Стихи Алексея Ушакова — это мир чистой лирики, настолько тонкой, что, кажется, даже хруст ветки под чьей-нибудь неосторожной ногой может нарушить его хрупкое равновесие. Что бы ни делал автор, — осмысливал ли свое настоящее, вспоминал ли свое прошлое, представляя себя одним из героев Ремарка, — в каждом тексте мы чувствуем натянутую до предела лирическую струну, или же — тот самый поэтический нерв, без которого поэзия превращается в филологическую игру.

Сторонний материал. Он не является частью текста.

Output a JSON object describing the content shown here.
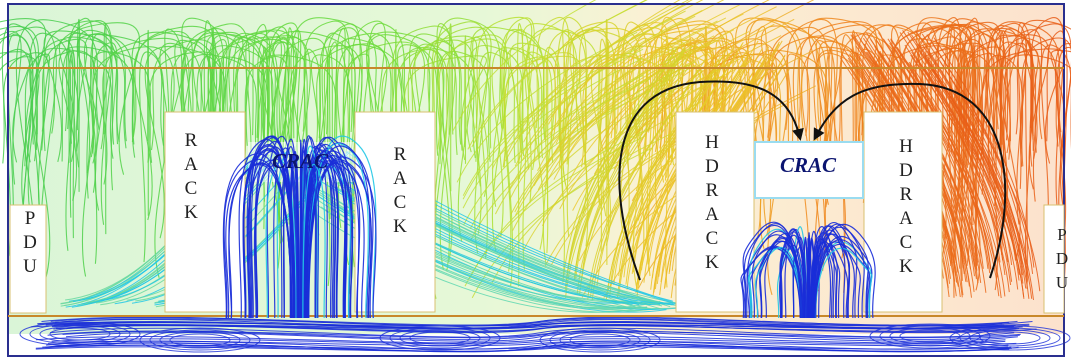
{
  "diagram": {
    "labels": {
      "pdu_left": [
        "P",
        "D",
        "U"
      ],
      "rack_1": [
        "R",
        "A",
        "C",
        "K"
      ],
      "crac_1": "CRAC",
      "rack_2": [
        "R",
        "A",
        "C",
        "K"
      ],
      "hdrack_1": [
        "H",
        "D",
        "R",
        "A",
        "C",
        "K"
      ],
      "crac_2": "CRAC",
      "hdrack_2": [
        "H",
        "D",
        "R",
        "A",
        "C",
        "K"
      ],
      "pdu_right": [
        "P",
        "D",
        "U"
      ]
    },
    "colors": {
      "cold": "#1a2ed8",
      "cyan": "#22c8e6",
      "green": "#55d63a",
      "yellow": "#d8e02a",
      "orange": "#f08a1a",
      "red": "#e0401a",
      "arrow": "#111111",
      "frame": "#2a2f8f",
      "ceiling_line": "#c8882a"
    }
  }
}
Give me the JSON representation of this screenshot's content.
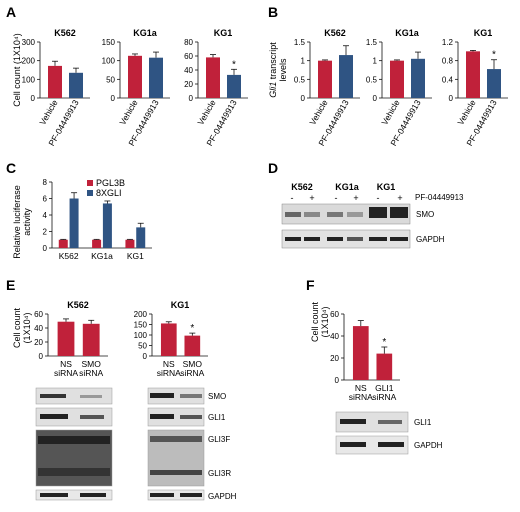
{
  "panels": {
    "A": {
      "letter": "A",
      "ylabel": "Cell count (1X10⁴)",
      "charts": [
        {
          "title": "K562",
          "ylim": [
            0,
            300
          ],
          "yticks": [
            0,
            100,
            200,
            300
          ],
          "values": [
            172,
            135
          ],
          "errors": [
            25,
            25
          ],
          "sig": [
            false,
            false
          ]
        },
        {
          "title": "KG1a",
          "ylim": [
            0,
            150
          ],
          "yticks": [
            0,
            50,
            100,
            150
          ],
          "values": [
            113,
            108
          ],
          "errors": [
            5,
            15
          ],
          "sig": [
            false,
            false
          ]
        },
        {
          "title": "KG1",
          "ylim": [
            0,
            80
          ],
          "yticks": [
            0,
            20,
            40,
            60,
            80
          ],
          "values": [
            58,
            33
          ],
          "errors": [
            4,
            8
          ],
          "sig": [
            false,
            true
          ]
        }
      ],
      "categories": [
        "Vehicle",
        "PF-04449913"
      ]
    },
    "B": {
      "letter": "B",
      "ylabel_italic": "Gli1",
      "ylabel_rest": " transcript",
      "ylabel_line2": "levels",
      "charts": [
        {
          "title": "K562",
          "ylim": [
            0,
            1.5
          ],
          "yticks": [
            "0",
            "0.5",
            "1",
            "1.5"
          ],
          "values": [
            1.0,
            1.15
          ],
          "errors": [
            0.02,
            0.25
          ],
          "sig": [
            false,
            false
          ]
        },
        {
          "title": "KG1a",
          "ylim": [
            0,
            1.5
          ],
          "yticks": [
            "0",
            "0.5",
            "1",
            "1.5"
          ],
          "values": [
            1.0,
            1.05
          ],
          "errors": [
            0.02,
            0.18
          ],
          "sig": [
            false,
            false
          ]
        },
        {
          "title": "KG1",
          "ylim": [
            0,
            1.2
          ],
          "yticks": [
            "0",
            "0.4",
            "0.8",
            "1.2"
          ],
          "values": [
            1.0,
            0.62
          ],
          "errors": [
            0.02,
            0.2
          ],
          "sig": [
            false,
            true
          ]
        }
      ],
      "categories": [
        "Vehicle",
        "PF-04449913"
      ]
    },
    "C": {
      "letter": "C",
      "ylabel": "Relative luciferase",
      "ylabel_line2": "activity",
      "ylim": [
        0,
        8
      ],
      "yticks": [
        0,
        2,
        4,
        6,
        8
      ],
      "categories": [
        "K562",
        "KG1a",
        "KG1"
      ],
      "series": [
        {
          "name": "PGL3B",
          "values": [
            1.0,
            1.0,
            1.0
          ],
          "errors": [
            0.05,
            0.05,
            0.05
          ]
        },
        {
          "name": "8XGLI",
          "values": [
            6.0,
            5.4,
            2.5
          ],
          "errors": [
            0.7,
            0.3,
            0.5
          ]
        }
      ]
    },
    "D": {
      "letter": "D",
      "lanes_groups": [
        "K562",
        "KG1a",
        "KG1"
      ],
      "signs": [
        "-",
        "+",
        "-",
        "+",
        "-",
        "+"
      ],
      "treatment": "PF-04449913",
      "bands": [
        "SMO",
        "GAPDH"
      ]
    },
    "E": {
      "letter": "E",
      "ylabel": "Cell count",
      "ylabel_line2": "(1X10⁴)",
      "charts": [
        {
          "title": "K562",
          "ylim": [
            0,
            60
          ],
          "yticks": [
            0,
            20,
            40,
            60
          ],
          "values": [
            49,
            46
          ],
          "errors": [
            4,
            5
          ],
          "sig": [
            false,
            false
          ]
        },
        {
          "title": "KG1",
          "ylim": [
            0,
            200
          ],
          "yticks": [
            0,
            50,
            100,
            150,
            200
          ],
          "values": [
            155,
            97
          ],
          "errors": [
            8,
            12
          ],
          "sig": [
            false,
            true
          ]
        }
      ],
      "categories": [
        [
          "NS",
          "siRNA"
        ],
        [
          "SMO",
          "siRNA"
        ]
      ],
      "bands": [
        "SMO",
        "GLI1",
        "GLI3F",
        "GLI3R",
        "GAPDH"
      ]
    },
    "F": {
      "letter": "F",
      "ylabel": "Cell count",
      "ylabel_line2": "(1X10⁴)",
      "chart": {
        "ylim": [
          0,
          60
        ],
        "yticks": [
          0,
          20,
          40,
          60
        ],
        "values": [
          49,
          24
        ],
        "errors": [
          5,
          6
        ],
        "sig": [
          false,
          true
        ]
      },
      "categories": [
        [
          "NS",
          "siRNA"
        ],
        [
          "GLI1",
          "siRNA"
        ]
      ],
      "bands": [
        "GLI1",
        "GAPDH"
      ]
    },
    "sig_symbol": "*"
  },
  "colors": {
    "red": "#c0213a",
    "blue": "#2f5483",
    "axis": "#111111",
    "blot_bg": "#d6d6d6",
    "blot_dark": "#2a2a2a"
  }
}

Эти суггестивные стихи «зайдут» далеко не каждому, но те, кто умеет воспринимать «чистые ноты», их услышат. А как иначе, если — «основа основ — это все же любовь / а поэзия требует нерва».
Яна-Мария Курангалина
Алексей Ушаков — поэт, прозаик, автор сценариев для телесериалов, музыки для спектаклей и кино, либретто балетов. Родился и вырос в Москве. Учился в театральной школе № 123. Работал в московских театрах, на радио, в кино и на телевидении. Автор и режиссёр видеопоэтических клипов, лауреат фестивалей видеопоэзии «Пятая нога», «Циклоп» и др. Организатор и руководитель конкурса видеопоэзии Волошинского фестиваля в 2011–2013 гг.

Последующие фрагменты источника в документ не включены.